Kochen ist Kunst, und Künstler benötigen Musen. Diese Erkenntnis motivierte Michael Hofmann dazu, 2006 mit der 28-jährigen Muse Charlotte Roche eine kleine, aber feine Dreiecksgeschichte um Haus und Herd zu entwickeln.
Wer wäre anfälliger für die Sinnlichkeit als der Schöpfer der "Cucina erotica" höchstpersönlich? Doch eigentlich hat er wegen seines stolzen Gewichts der fleischlichen Liebe entsagt und vergnügt sich schon mal lieber mit Stierhoden; Gregor (Joseph Ostendorf, 50) betreibt ein wirklich besonderes Restaurant, in welchem abendlich an drei Tischen eine Handvoll Gäste für drei Scheine pro Gaumen nach einem halben Jahr Wartezeit genießen dürfen, was ihnen vermutlich in gewöhnlichen Sternerestaurants versagt bleibt: Sinnengenüsse, die aus einem einfachen einen doppelten Höhepunkt zaubern könnten, wie die Kellnerin Eden mit verträumten Augen feststellt.

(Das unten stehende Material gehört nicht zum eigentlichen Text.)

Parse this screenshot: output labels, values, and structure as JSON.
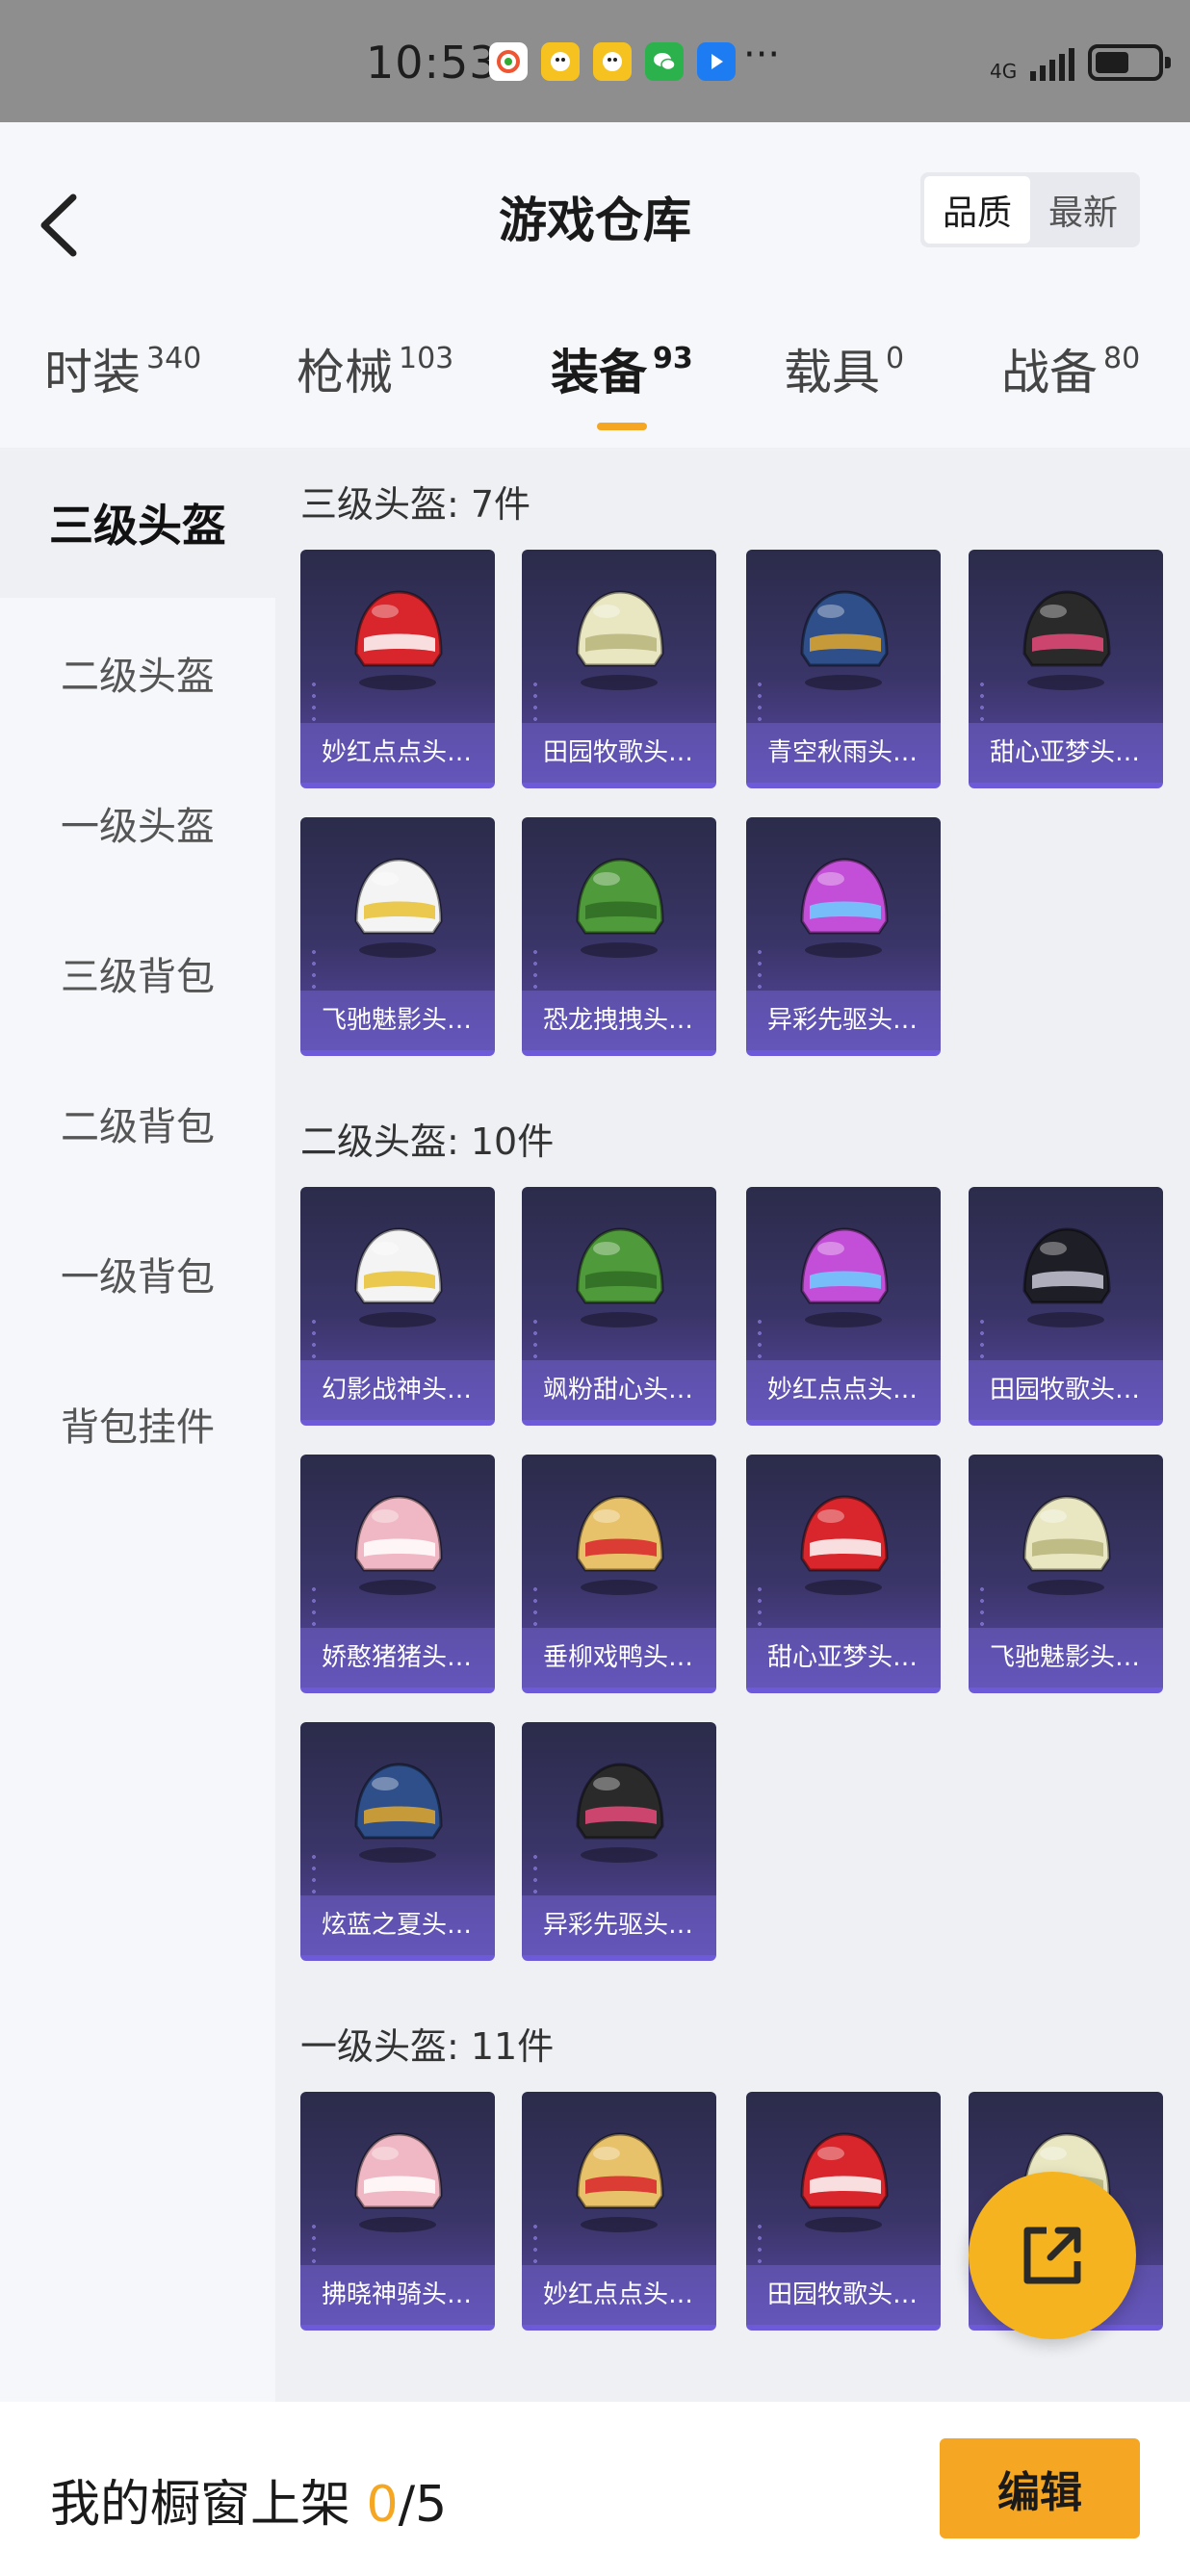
{
  "status_bar": {
    "time": "10:53",
    "network": "4G",
    "more": "···"
  },
  "header": {
    "title": "游戏仓库",
    "sort_options": [
      "品质",
      "最新"
    ]
  },
  "tabs": [
    {
      "label": "时装",
      "count": "340"
    },
    {
      "label": "枪械",
      "count": "103"
    },
    {
      "label": "装备",
      "count": "93"
    },
    {
      "label": "载具",
      "count": "0"
    },
    {
      "label": "战备",
      "count": "80"
    }
  ],
  "sidebar": [
    "三级头盔",
    "二级头盔",
    "一级头盔",
    "三级背包",
    "二级背包",
    "一级背包",
    "背包挂件"
  ],
  "sections": [
    {
      "title": "三级头盔: 7件",
      "items": [
        "妙红点点头…",
        "田园牧歌头…",
        "青空秋雨头…",
        "甜心亚梦头…",
        "飞驰魅影头…",
        "恐龙拽拽头…",
        "异彩先驱头…"
      ]
    },
    {
      "title": "二级头盔: 10件",
      "items": [
        "幻影战神头…",
        "飒粉甜心头…",
        "妙红点点头…",
        "田园牧歌头…",
        "娇憨猪猪头…",
        "垂柳戏鸭头…",
        "甜心亚梦头…",
        "飞驰魅影头…",
        "炫蓝之夏头…",
        "异彩先驱头…"
      ]
    },
    {
      "title": "一级头盔: 11件",
      "items": [
        "拂晓神骑头…",
        "妙红点点头…",
        "田园牧歌头…",
        ""
      ]
    }
  ],
  "bottom_bar": {
    "label": "我的橱窗上架 ",
    "current": "0",
    "total": "/5",
    "edit": "编辑"
  }
}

Nach einem zufälligen Kennenlernen und Kosten wird Eden regelrecht süchtig nach Gregors Köstlichkeiten. Bald rückt die Dame mit dem schönen Namen des Paradiesgartens dem beleibten Gregor auf den Leib. Tatsächlich gelingt es ihr schließlich, zusammen mit ihrem behinderten Kind jeden Dienstag von Gregor bekocht zu werden.
So viele Erregendes verändern das Leben zum Positiven. Zunächst sind alle glücklich. Sogar die Ehe Edens blüht wieder auf. Der Tanzlehrer und Gatte Xaver (Devid Striesow, 33) entwickelt noch einmal Spuren von Sensibilität, wird fast wieder zu dem, in den sich Eden einst verliebt hatte. So bleibt nicht aus, dass die angeblich unfruchtbare Eden wieder hoffen darf.
Doch in dem kleinen Schwarzwälder Kurort wird darüber geredet, wie sich Eden einmal die Woche den Gaumen befriedigen lässt. Nicht ganz zu Unrecht: Auch Gregor scheint nicht mehr damit zufrieden zu sein, nur Eden glücklich zu sehen. Xaver wird wütend, weil seine Saufkumpane sich über ihn lustig machen. Die Dinge laufen aus dem Ruder...
Die kleine Geschichte ragt aus der Masse heraus, weil es Hofmann gelungen ist, optimal zu besetzen und Personen samt ihrer Umgebung liebevoll herauszuarbeiten. Königlich der gescheiterte Anwalt und unlockere Seniorentanzlehrer Devid Stiesow, dem der verklemmte und gewaltbereite Spießer geradezu auf den Leib geschnitten ist. Fein zurückhaltend kommt die sonst so extrovertierte Charlotte Roche und zeichnet sensibel und bei aller Exotik erstaunlich glaubwürdig ihre späte Märchenprinzessin in der frühen Verkümmerung ihres Lebens. Perfekt liefert Josef Ostendorf den Koch aus Leidenschaft und Lebenszweck, deftig und ungestüm bis zum Widerlichen, aber auch zaghaft und verstört in seiner unglücklichen Liebe.
Wieder einmal weit weg von den Niederungen des "großen Kinos" ist eine entzückende Perle gereift. Die Bildqualität der DVD bewegt sich leider eher im mittleren Bereich. Dafür machen die gelegentlichen Beispiele der Edelküche ausgesprochen an.